Ужинали мы уже в темноте при свете небольшого костра, лягушачья симфония закончилась, в ночной тишине доминировал тихий шипящий шум течения, изредка слышались всплески рыбы. Отец любил подобные моменты и в ожидании поклевок негромко делился воспоминаниями своего детства о рыбалках на Урале.

Звезды в небе становились все ярче, потянуло прохладой. Я устроился на ночлег, а отец с фонарем пошел проверять снасти. Усталость, позднее время и масса впечатлений за день быстро увлекли меня в безмятежное царство сна.

Казалось, я только на минуту задремал, как тут же ощутил удар холодной капли о щеку, что заставило открыть глаза. Было уже довольно светло, в серой утренней тишине над водой поднимался туман, сразу растворяющийся в воздухе, с листьев над нашим биваком падали редкие капли. Отец с помощью самой дальней снасти вываживал, по моим тогдашним понятиям, здоровенную рыбину. Это оказалась морена (местное название): у нее в уголках губ - по небольшому усику.

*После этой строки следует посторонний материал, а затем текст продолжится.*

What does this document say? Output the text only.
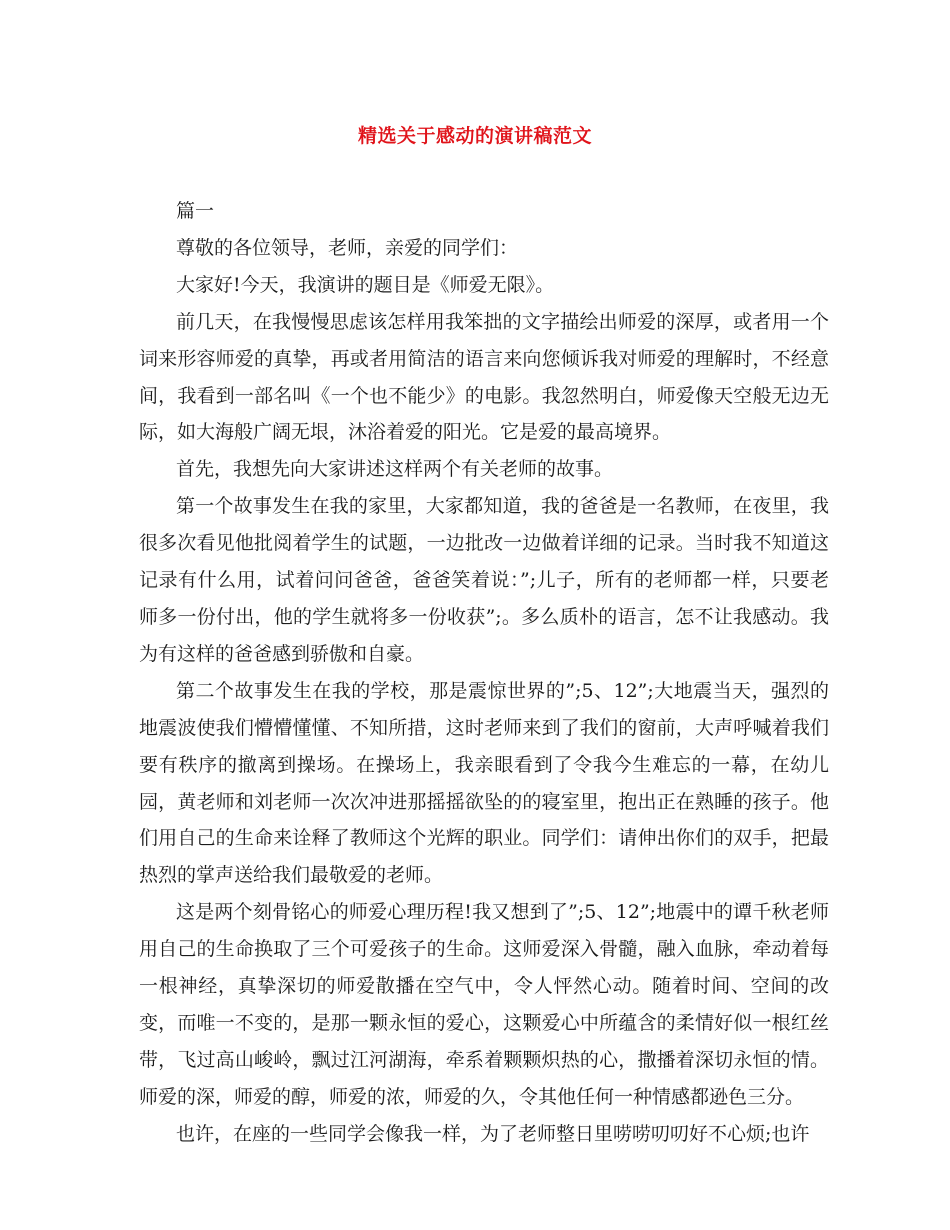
精选关于感动的演讲稿范文

篇一

尊敬的各位领导，老师，亲爱的同学们：

大家好!今天，我演讲的题目是《师爱无限》。

前几天，在我慢慢思虑该怎样用我笨拙的文字描绘出师爱的深厚，或者用一个词来形容师爱的真挚，再或者用简洁的语言来向您倾诉我对师爱的理解时，不经意间，我看到一部名叫《一个也不能少》的电影。我忽然明白，师爱像天空般无边无际，如大海般广阔无垠，沐浴着爱的阳光。它是爱的最高境界。

首先，我想先向大家讲述这样两个有关老师的故事。

第一个故事发生在我的家里，大家都知道，我的爸爸是一名教师，在夜里，我很多次看见他批阅着学生的试题，一边批改一边做着详细的记录。当时我不知道这记录有什么用，试着问问爸爸，爸爸笑着说：”;儿子，所有的老师都一样，只要老师多一份付出，他的学生就将多一份收获”;。多么质朴的语言，怎不让我感动。我为有这样的爸爸感到骄傲和自豪。

第二个故事发生在我的学校，那是震惊世界的”;5、12”;大地震当天，强烈的地震波使我们懵懵懂懂、不知所措，这时老师来到了我们的窗前，大声呼喊着我们要有秩序的撤离到操场。在操场上，我亲眼看到了令我今生难忘的一幕，在幼儿园，黄老师和刘老师一次次冲进那摇摇欲坠的的寝室里，抱出正在熟睡的孩子。他们用自己的生命来诠释了教师这个光辉的职业。同学们：请伸出你们的双手，把最热烈的掌声送给我们最敬爱的老师。

这是两个刻骨铭心的师爱心理历程!我又想到了”;5、12”;地震中的谭千秋老师用自己的生命换取了三个可爱孩子的生命。这师爱深入骨髓，融入血脉，牵动着每一根神经，真挚深切的师爱散播在空气中，令人怦然心动。随着时间、空间的改变，而唯一不变的，是那一颗永恒的爱心，这颗爱心中所蕴含的柔情好似一根红丝带，飞过高山峻岭，飘过江河湖海，牵系着颗颗炽热的心，撒播着深切永恒的情。师爱的深，师爱的醇，师爱的浓，师爱的久，令其他任何一种情感都逊色三分。

也许，在座的一些同学会像我一样，为了老师整日里唠唠叨叨好不心烦;也许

Еще не остыв от азарта, отправляя рыбу на кукан, он не услышал звона колокольчика на спиннинге у нашего кострища. Я негромко, чтобы не пугать рыбу, прошипел: "Папа, звонит!" Подбежав к спиннингу, отец двумя пальцами дернул его за кончик, произведя подсечку, заодно и снял колокольчик. Уже работая катушкой со спиннингом в руках, он произнес: "Есть!" А когда рыба была на берегу, моему удивлению не было конца. Она оказалась длинною сантиметров 30 - 35, с отцовский локоть. Имела удлиненный нос, плавник хвоста несимметричный, с узкой верхней частью. Тело покрыто не чешуей, а кожей, темная на спине, она поблескивала на боках желтоватым перламутровым отливом. У меня промелькнула в голове ассоциация с морским хищником, и я спросил: "Ты что, акулу поймал?" "Нет, - ответил отец с гордостью, - это стерлядь". Именно эта, пойманная на моих глазах рыба, была первой отцовской стерлядью на Днестре.

С восходом солнца колокольчики звенели все реже, на кукане сидело пятнадцать довольно крупных рыбин, среди которых было три стерляди...

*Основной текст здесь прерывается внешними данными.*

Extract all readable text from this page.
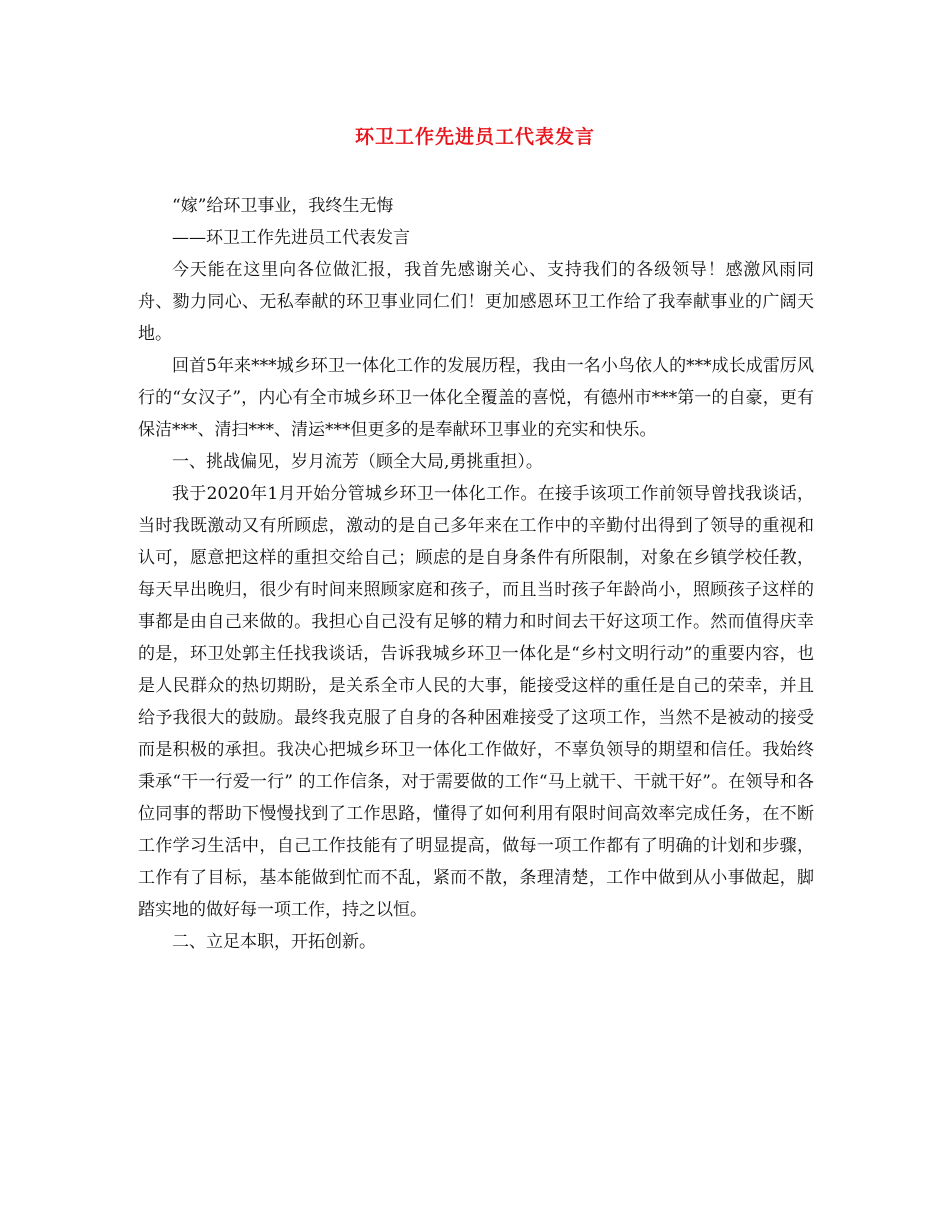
环卫工作先进员工代表发言

“嫁”给环卫事业，我终生无悔

——环卫工作先进员工代表发言

今天能在这里向各位做汇报，我首先感谢关心、支持我们的各级领导！感激风雨同舟、勠力同心、无私奉献的环卫事业同仁们！更加感恩环卫工作给了我奉献事业的广阔天地。

回首5年来***城乡环卫一体化工作的发展历程，我由一名小鸟依人的***成长成雷厉风行的“女汉子”，内心有全市城乡环卫一体化全覆盖的喜悦，有德州市***第一的自豪，更有保洁***、清扫***、清运***但更多的是奉献环卫事业的充实和快乐。

一、挑战偏见，岁月流芳（顾全大局,勇挑重担）。

我于2020年1月开始分管城乡环卫一体化工作。在接手该项工作前领导曾找我谈话，当时我既激动又有所顾虑，激动的是自己多年来在工作中的辛勤付出得到了领导的重视和认可，愿意把这样的重担交给自己；顾虑的是自身条件有所限制，对象在乡镇学校任教，每天早出晚归，很少有时间来照顾家庭和孩子，而且当时孩子年龄尚小，照顾孩子这样的事都是由自己来做的。我担心自己没有足够的精力和时间去干好这项工作。然而值得庆幸的是，环卫处郭主任找我谈话，告诉我城乡环卫一体化是“乡村文明行动”的重要内容，也是人民群众的热切期盼，是关系全市人民的大事，能接受这样的重任是自己的荣幸，并且给予我很大的鼓励。最终我克服了自身的各种困难接受了这项工作，当然不是被动的接受而是积极的承担。我决心把城乡环卫一体化工作做好，不辜负领导的期望和信任。我始终秉承“干一行爱一行” 的工作信条，对于需要做的工作“马上就干、干就干好”。在领导和各位同事的帮助下慢慢找到了工作思路，懂得了如何利用有限时间高效率完成任务，在不断工作学习生活中，自己工作技能有了明显提高，做每一项工作都有了明确的计划和步骤，工作有了目标，基本能做到忙而不乱，紧而不散，条理清楚，工作中做到从小事做起，脚踏实地的做好每一项工作，持之以恒。

二、立足本职，开拓创新。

Уже дома за столом, когда мать подавала стерляжью уху, отец вспомнил мои слова, предшествовавшие первой пойманной им стерляди: "Папа, звонит!"

Он и позже, во время рыбалок на Днестре, часто повторял эти слова, как своеобразное заклинание. А мне они сейчас напоминают о том счастливом далеком времени - детстве, когда вступающий в жизнь человек каждый день делает для себя новые открытия. Та отцовская стерлядь для меня была маленьким открытием, но из них и складывается познание окружающего нас мира и личная позиция в нем.